ChatGPT: A Reflection on OpenAI’s New Artificial Intelligence

There is a lot of talk these days about ChatGPT, the AI engine made freely available by OpenAI. For those unfamiliar: OpenAI has been developing Artificial Intelligence for various purposes for years. The innovative feature of this software is its ability to create content and correlate information from a vast library of texts, on which the engine has been “trained” so as to make it capable of producing responses completely indistinguishable from those of a human being.

What ChatGPT Can Do

Where an engine like Google limits itself to providing what it considers the most relevant search results from the internet, ChatGPT is able to give you a complete, detailed and reasoned answer. It writes texts, analyses, summaries. It correlates philosophers, solves mathematical problems, writes scripts and programs and then modifies them based on your every request.

The Misunderstanding Surrounding This Technology

What I want to focus on is the enormous misunderstanding that, in my opinion, surrounds this technology. I read articles even in prestigious newspapers about how the new AI doesn’t know mathematics or gives obviously wrong answers. Given that the engine’s creators have clearly explained that errors are possible… I wonder why nobody stops to reflect on why such errors are possible.

The common expectation seems to be to compare this engine to a perfect Oracle, capable of always giving correct answers.
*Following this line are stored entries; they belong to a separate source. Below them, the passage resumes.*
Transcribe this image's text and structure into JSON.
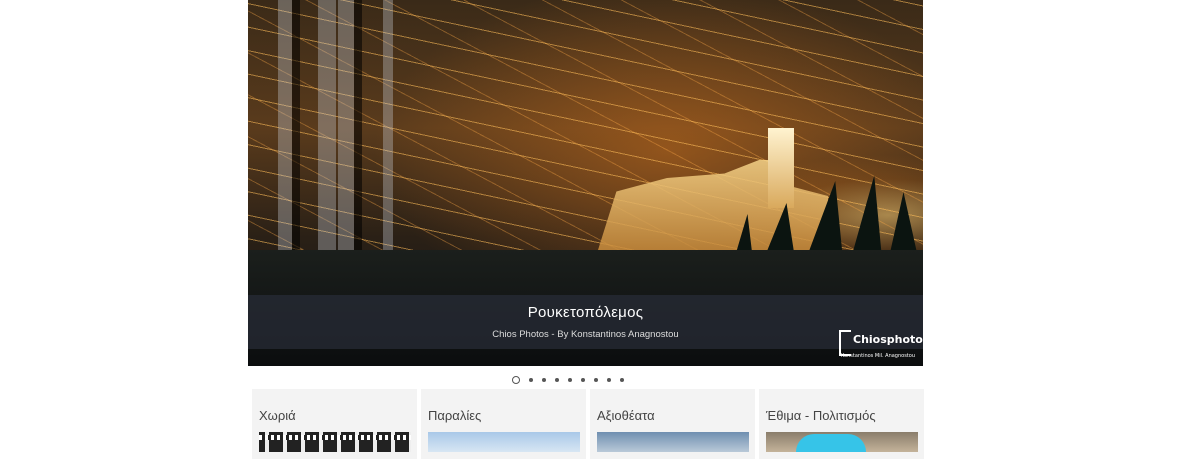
{
  "slider": {
    "caption_title": "Ρουκετοπόλεμος",
    "caption_subtitle": "Chios Photos - By Konstantinos Anagnostou",
    "watermark_logo": "Chiosphotos",
    "watermark_credit": "Konstantinos Mil. Anagnostou",
    "slide_count": 9,
    "active_slide": 1
  },
  "cards": [
    {
      "title": "Χωριά",
      "icon": "village-thumbnail"
    },
    {
      "title": "Παραλίες",
      "icon": "beach-thumbnail"
    },
    {
      "title": "Αξιοθέατα",
      "icon": "sights-thumbnail"
    },
    {
      "title": "Έθιμα - Πολιτισμός",
      "icon": "customs-thumbnail"
    }
  ]
}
Yet people don’t realise that it is precisely in these erroneous responses, in my opinion, that lies its approach to having intelligence. ChatGPT creates responses based on what it has learned and what it has interpreted, exactly as we would. Does this mean it’s perfect? Absolutely not. It simply means it approaches the Intelligence defined as the ability to learn, remember, correlate and use information.

Critical Thinking: The Real Frontier

What we would want from this technology is reliable and correct answers. To achieve this, as we would ask of any conscientious human being, we would want the application of critical thinking: the ability to verify a result against other sources considered reliable, producing a final, proven and reasoned outcome. This is still missing — and this is why companies like Google, which have already created similar AI systems (see the LaMDA project), were still far from bringing their products to market: they cannot afford to provide tools that would sometimes give their customers obviously wrong results.

In this I see a double contradiction. On one hand, we consumers have the wrong expectations: an AI can make mistakes just as any evolved intelligence would. This isn’t serious — you just need to understand its error and teach it, exactly as you would with a colleague. On the other hand, these companies seem reluctant to commercialise fallible tools that already today have incredible utility, provided that those who use them understand that at least until they improve further, they should be used for what they are: tools that enormously reduce workload at the cost of some verification.

My Practical Experience

I’ve tried using ChatGPT over the past month for research and analysis of various types. I noticed that it gives different answers depending on how questions are posed, but not only that: based on our feedback it corrects itself and modifies its own responses. Fallibility and imprecision are therefore part of its nature — and this is precisely the beauty of it, provided we can improve it and the results of that improvement are acknowledged.

I tried having it write scripts of various kinds for my needs, asking for corrections and additions always in natural language, ultimately always obtaining a good result. Perfect? No. Worth checking? Yes. But good drafts to start from that saved me a fair amount of time.

As with any tool, the first thing to always have clearly in mind is where and what its limits are. Once these are clarified, it can be used in a reasoned and responsible way, obtaining only benefits.